Herbst 2017 / Frühjahr 2018
Vorträge zur europäischen Kulturgeschichte
Träume vom Glück
Dass das Leben schön sei, ist eine beliebte, aber gewagte Behauptung. Das Leben ist keineswegs nur schön. Freud und Leid sind höchst ungerecht verteilt, und dazwischen breitet sich ein eintöniger, oft strapaziöser Alltag aus, ohne dass sich ein Sinn dahinter erkennen ließe.
Kein Wunder, dass die Menschen gern ins Reich der Phantasie fliehen. Dort werden ihnen ihre Wünsche erfüllt, vor allem natürlich die nach dem ganz persönlichen Glück. Dass es einer ganzen Gesellschaft und damit auch jedem Einzelnen eines Tages gutgehe, erscheint in manchen Köpfen kein unerfüllbarer Traum. Politische Ideologien versprechen nach dem großen gesellschaftlichen Umsturz Gerechtigkeit und Wohlstand für alle. Philosophen und Dichter malen Friedensreiche aus. Einige meinen, an einem fernen Punkte der Welt sei das Ideal schon verwirklicht - eine Insel im Meer des Leidens, wie Platons Atlantis oder die Inseln der Seligen der Chinesen. Religionen vertrösten ihre Anhänger auf die Zeit nach dem Tod im ewigen Glück des Paradieses. Natürlich gibt es auch die Gegenwelten, die Höllen, die apokalyptischen Szenen der Herrschaft des Bösen. In diesen Bildern schaffen sich die Ängste ihre erschütternde Welt.
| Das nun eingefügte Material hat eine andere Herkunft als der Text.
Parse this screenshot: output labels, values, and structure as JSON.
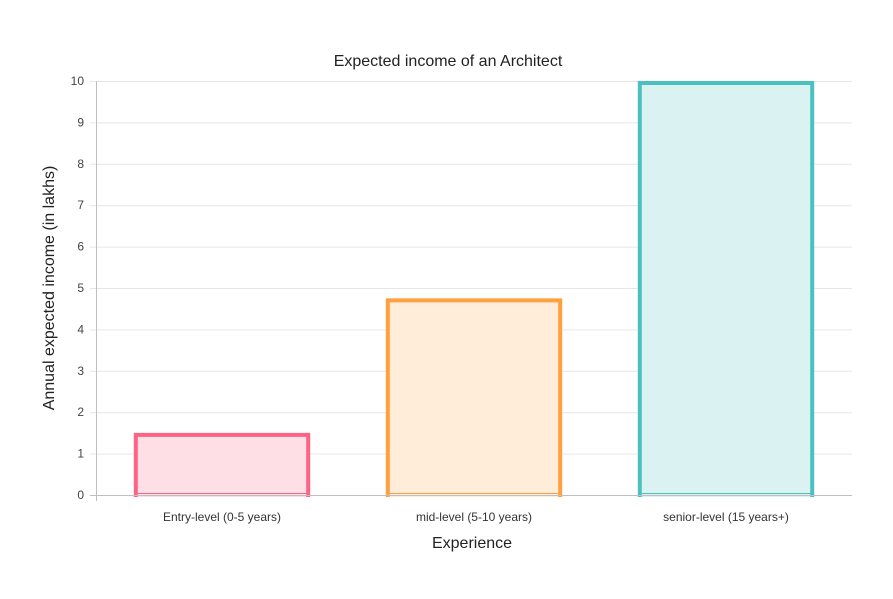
{
  "chart_data": {
    "type": "bar",
    "title": "Expected income of an  Architect",
    "xlabel": "Experience",
    "ylabel": "Annual expected income (in lakhs)",
    "categories": [
      "Entry-level (0-5 years)",
      "mid-level (5-10 years)",
      "senior-level (15 years+)"
    ],
    "values": [
      1.5,
      4.75,
      10
    ],
    "ylim": [
      0,
      10
    ],
    "yticks": [
      0,
      1,
      2,
      3,
      4,
      5,
      6,
      7,
      8,
      9,
      10
    ],
    "grid": true,
    "legend": "none",
    "colors": {
      "borders": [
        "#ff6384",
        "#ff9f40",
        "#4bc0c0"
      ],
      "fills": [
        "#ffdfe6",
        "#ffecd9",
        "#dbf2f2"
      ]
    }
  }
}
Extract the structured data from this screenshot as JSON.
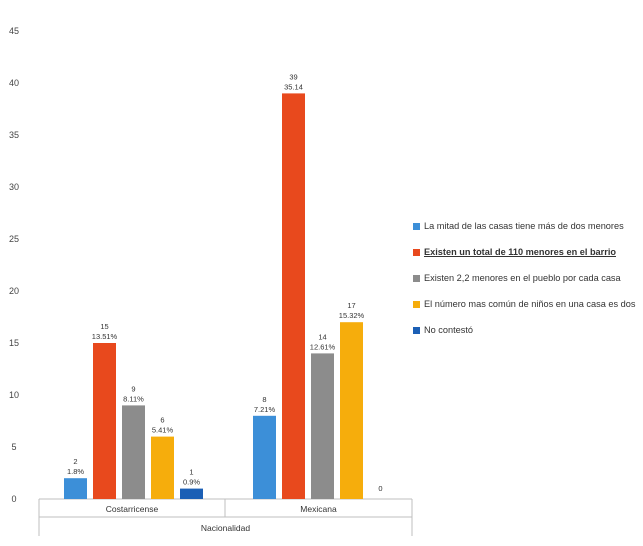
{
  "chart_data": {
    "type": "bar",
    "categories": [
      "Costarricense",
      "Mexicana"
    ],
    "xlabel": "Nacionalidad",
    "ylim": [
      0,
      45
    ],
    "yticks": [
      "0",
      "5",
      "10",
      "15",
      "20",
      "25",
      "30",
      "35",
      "40",
      "45"
    ],
    "grid": false,
    "legend_position": "right",
    "series": [
      {
        "name": "La mitad de las casas tiene más de dos menores",
        "color": "#3c8fd8",
        "values": [
          2,
          8
        ],
        "labels": [
          [
            "2",
            "1.8%"
          ],
          [
            "8",
            "7.21%"
          ]
        ]
      },
      {
        "name": "Existen un total de 110 menores en el barrio",
        "color": "#e8491d",
        "values": [
          15,
          39
        ],
        "labels": [
          [
            "15",
            "13.51%"
          ],
          [
            "39",
            "35.14"
          ]
        ]
      },
      {
        "name": "Existen 2,2 menores en el pueblo por cada casa",
        "color": "#8c8c8c",
        "values": [
          9,
          14
        ],
        "labels": [
          [
            "9",
            "8.11%"
          ],
          [
            "14",
            "12.61%"
          ]
        ]
      },
      {
        "name": "El número mas común de niños en una casa es dos",
        "color": "#f6ad0c",
        "values": [
          6,
          17
        ],
        "labels": [
          [
            "6",
            "5.41%"
          ],
          [
            "17",
            "15.32%"
          ]
        ]
      },
      {
        "name": "No contestó",
        "color": "#1b5fb5",
        "values": [
          1,
          0
        ],
        "labels": [
          [
            "1",
            "0.9%"
          ],
          [
            "0"
          ]
        ]
      }
    ]
  }
}
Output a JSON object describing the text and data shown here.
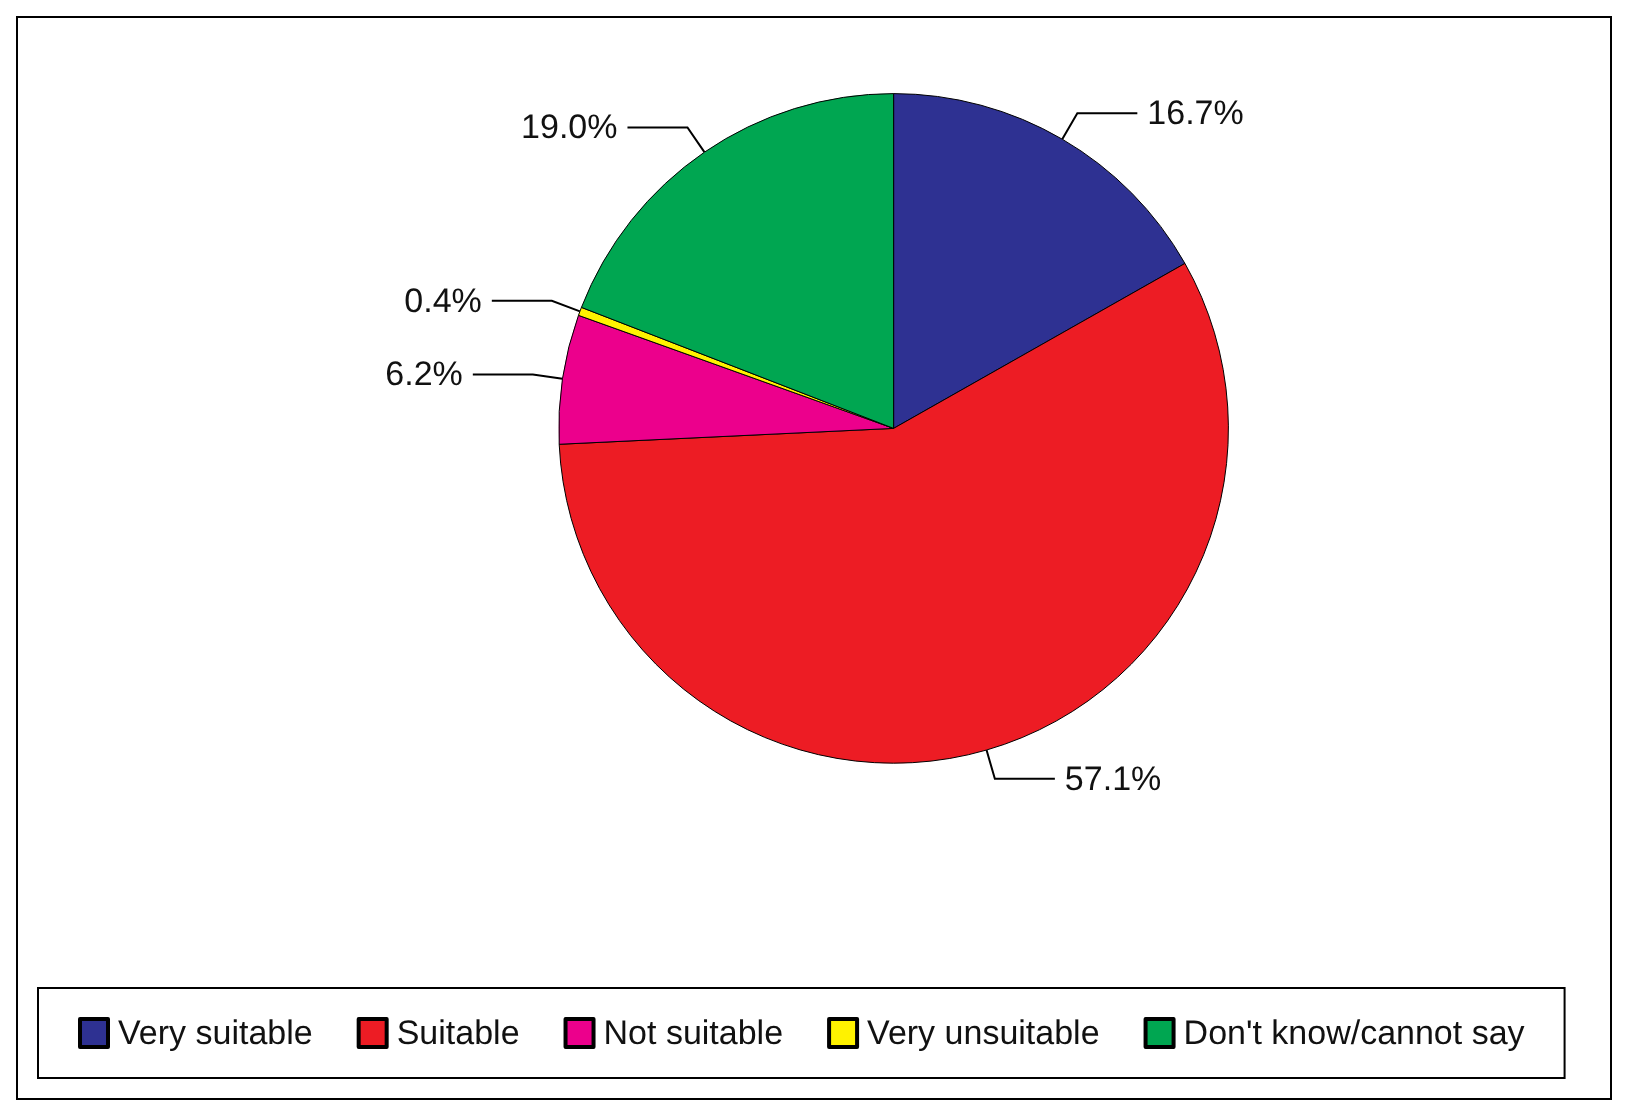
{
  "chart_data": {
    "type": "pie",
    "categories": [
      "Very suitable",
      "Suitable",
      "Not suitable",
      "Very unsuitable",
      "Don't know/cannot say"
    ],
    "values": [
      16.7,
      57.1,
      6.2,
      0.4,
      19.0
    ],
    "colors": [
      "#2e3192",
      "#ed1c24",
      "#ec008c",
      "#fff200",
      "#00a651"
    ],
    "value_labels": [
      "16.7%",
      "57.1%",
      "6.2%",
      "0.4%",
      "19.0%"
    ],
    "legend": "bottom"
  }
}
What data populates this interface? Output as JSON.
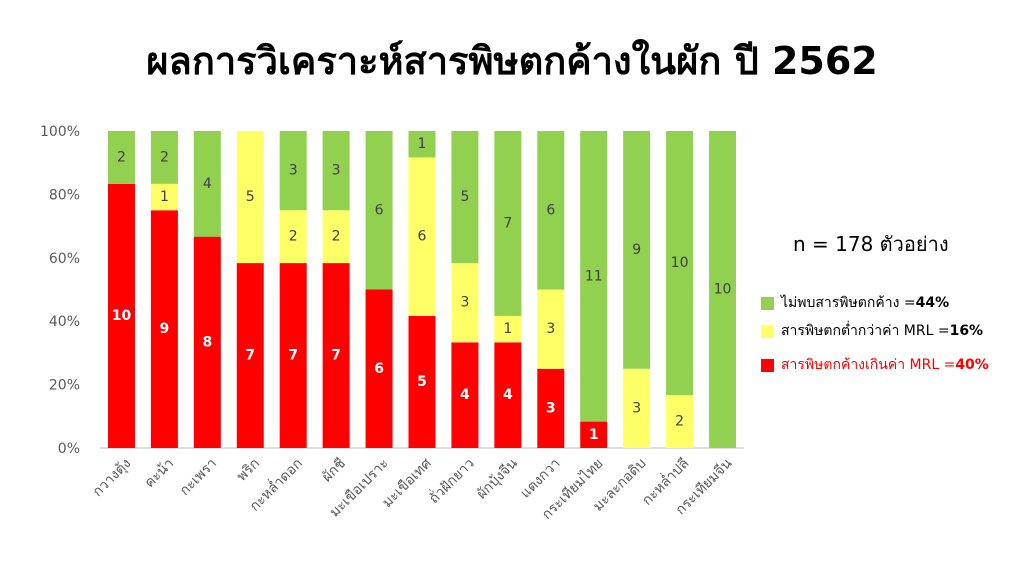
{
  "title": "ผลการวิเคราะห์สารพิษตกค้างในผัก ปี 2562",
  "sample_note": "n = 178 ตัวอย่าง",
  "colors": {
    "red": "#ff0000",
    "yellow": "#ffff66",
    "green": "#92d050",
    "axis": "#bfbfbf",
    "text": "#595959"
  },
  "legend": [
    {
      "key": "green",
      "text": "ไม่พบสารพิษตกค้าง = ",
      "value": "44%",
      "color": "#92d050",
      "text_color": "#000000"
    },
    {
      "key": "yellow",
      "text": "สารพิษตกต่ำกว่าค่า MRL = ",
      "value": "16%",
      "color": "#ffff66",
      "text_color": "#000000"
    },
    {
      "key": "red",
      "text": "สารพิษตกค้างเกินค่า MRL = ",
      "value": "40%",
      "color": "#ff0000",
      "text_color": "#ff0000"
    }
  ],
  "chart_data": {
    "type": "bar",
    "stacked": "percent",
    "categories": [
      "กวางตุ้ง",
      "คะน้า",
      "กะเพรา",
      "พริก",
      "กะหล่ำดอก",
      "ผักชี",
      "มะเขือเปราะ",
      "มะเขือเทศ",
      "ถั่วฝักยาว",
      "ผักบุ้งจีน",
      "แตงกวา",
      "กระเทียมไทย",
      "มะละกอดิบ",
      "กะหล่ำปลี",
      "กระเทียมจีน"
    ],
    "series": [
      {
        "key": "red",
        "color": "#ff0000",
        "values": [
          10,
          9,
          8,
          7,
          7,
          7,
          6,
          5,
          4,
          4,
          3,
          1,
          0,
          0,
          0
        ]
      },
      {
        "key": "yellow",
        "color": "#ffff66",
        "values": [
          0,
          1,
          0,
          5,
          2,
          2,
          0,
          6,
          3,
          1,
          3,
          0,
          3,
          2,
          0
        ]
      },
      {
        "key": "green",
        "color": "#92d050",
        "values": [
          2,
          2,
          4,
          0,
          3,
          3,
          6,
          1,
          5,
          7,
          6,
          11,
          9,
          10,
          10
        ]
      }
    ],
    "y_ticks": [
      "0%",
      "20%",
      "40%",
      "60%",
      "80%",
      "100%"
    ],
    "ylim": [
      0,
      100
    ],
    "legend_position": "right"
  }
}
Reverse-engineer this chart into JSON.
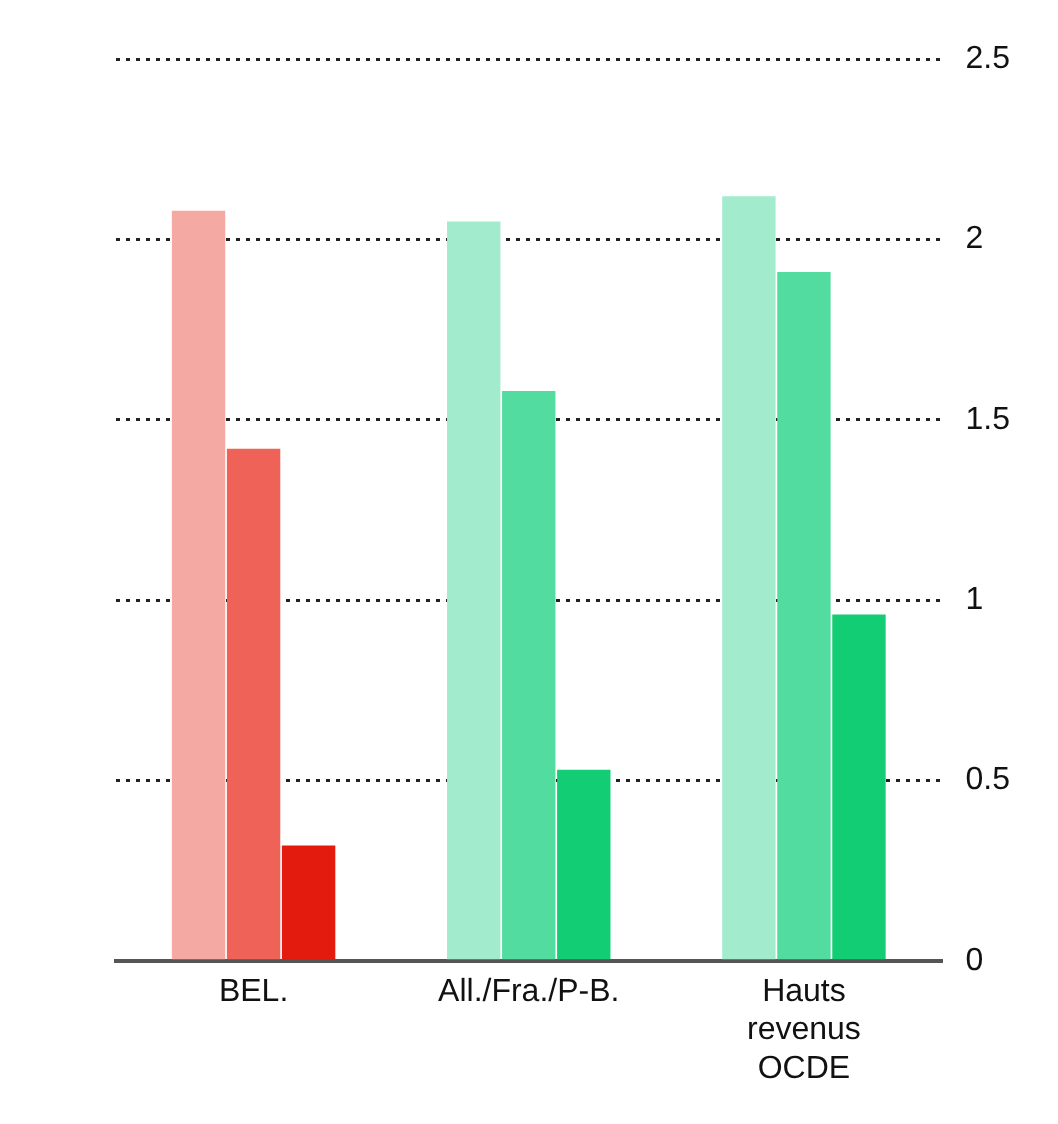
{
  "chart_data": {
    "type": "bar",
    "categories": [
      "BEL.",
      "All./Fra./P-B.",
      "Hauts revenus OCDE"
    ],
    "series": [
      {
        "colors": [
          "#f4aaa3",
          "#a3ebcd",
          "#a3ebcd"
        ],
        "values": [
          2.08,
          2.05,
          2.12
        ]
      },
      {
        "colors": [
          "#ee6257",
          "#52dc9f",
          "#52dc9f"
        ],
        "values": [
          1.42,
          1.58,
          1.91
        ]
      },
      {
        "colors": [
          "#e31b0f",
          "#13cd74",
          "#13cd74"
        ],
        "values": [
          0.32,
          0.53,
          0.96
        ]
      }
    ],
    "ylim": [
      0,
      2.5
    ],
    "yticks": [
      0,
      0.5,
      1,
      1.5,
      2,
      2.5
    ],
    "grid": "y",
    "legend": false
  }
}
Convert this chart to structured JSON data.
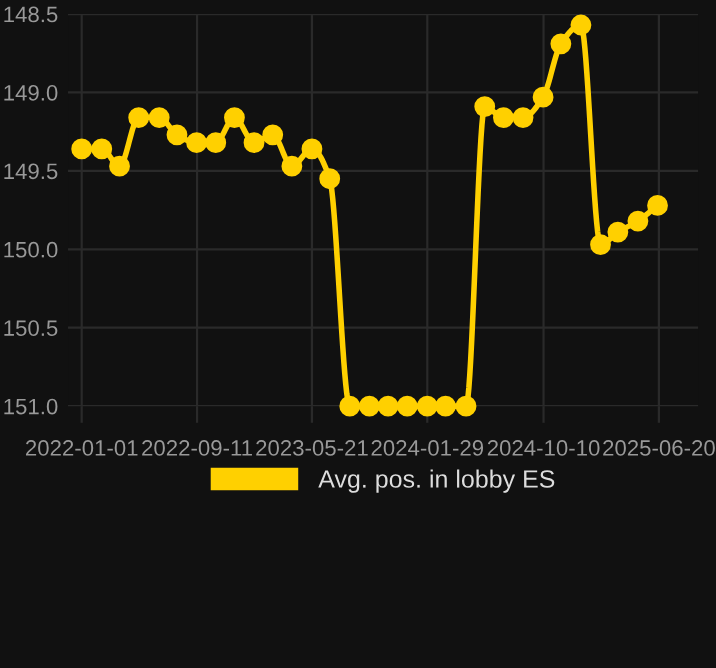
{
  "chart_data": {
    "type": "line",
    "x": [
      "2022-01-01",
      "2022-02-14",
      "2022-03-25",
      "2022-05-06",
      "2022-06-20",
      "2022-07-29",
      "2022-09-10",
      "2022-10-22",
      "2022-12-02",
      "2023-01-14",
      "2023-02-24",
      "2023-04-07",
      "2023-05-21",
      "2023-06-29",
      "2023-08-12",
      "2023-09-24",
      "2023-11-04",
      "2023-12-16",
      "2024-01-29",
      "2024-03-09",
      "2024-04-23",
      "2024-06-03",
      "2024-07-14",
      "2024-08-26",
      "2024-10-09",
      "2024-11-17",
      "2024-12-31",
      "2025-02-12",
      "2025-03-22",
      "2025-05-05",
      "2025-06-17"
    ],
    "series": [
      {
        "name": "Avg. pos. in lobby ES",
        "color": "#ffd000",
        "values": [
          149.36,
          149.36,
          149.47,
          149.16,
          149.16,
          149.27,
          149.32,
          149.32,
          149.16,
          149.32,
          149.27,
          149.47,
          149.36,
          149.55,
          151.0,
          151.0,
          151.0,
          151.0,
          151.0,
          151.0,
          151.0,
          149.09,
          149.16,
          149.16,
          149.03,
          148.69,
          148.57,
          149.97,
          149.89,
          149.82,
          149.72
        ]
      }
    ],
    "ylim": [
      151.0,
      148.5
    ],
    "yticks": [
      {
        "value": 148.5,
        "label": "148.5"
      },
      {
        "value": 149.0,
        "label": "149.0"
      },
      {
        "value": 149.5,
        "label": "149.5"
      },
      {
        "value": 150.0,
        "label": "150.0"
      },
      {
        "value": 150.5,
        "label": "150.5"
      },
      {
        "value": 151.0,
        "label": "151.0"
      }
    ],
    "xlim": [
      "2021-12-02",
      "2025-09-14"
    ],
    "xticks": [
      "2022-01-01",
      "2022-09-11",
      "2023-05-21",
      "2024-01-29",
      "2024-10-10",
      "2025-06-20"
    ],
    "grid": true,
    "legend": "bottom",
    "marker": "circle",
    "line_style": "solid"
  }
}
So träumen die Menschen, also wir, seit Jahrtausenden Träume, nachts die aus dem Unbewussten, die unbeeinflussbaren, tags die bewussten unserer heimlichen Wünsche. An den Wünschen hat sich im Laufe der Zeiten nichts grundsätzlich geändert. Nur ihre Befriedigung sieht heute anders aus. Hat man sich im Mittelalter einen Dukatenesel ersehnt, hofft man heute auf einen Lottogewinn; statt der guten Fee hilft Spider- oder Superman aus akuten Nöten. Geborgen fühlten die Menschen sich früher in Gottes Hand. Diese beruhigende Gewissheit ist heute vielen abhanden gekommen. Umso tiefer die Ängste, umso drückender die Einsamkeit in einer gleichgültigen Welt.
Das Leben in der Phantasie ist keine verlorene Zeit. Unsere Träume wiegen uns für kurze Zeit im Gefühl, glücklich zu sein, sicher und geborgen. Sie versetzen uns in eine bessere Welt und sind eine Quelle der Kraft, damit wir das Leben ertragen können, wenn es mal wieder nicht so schön ist.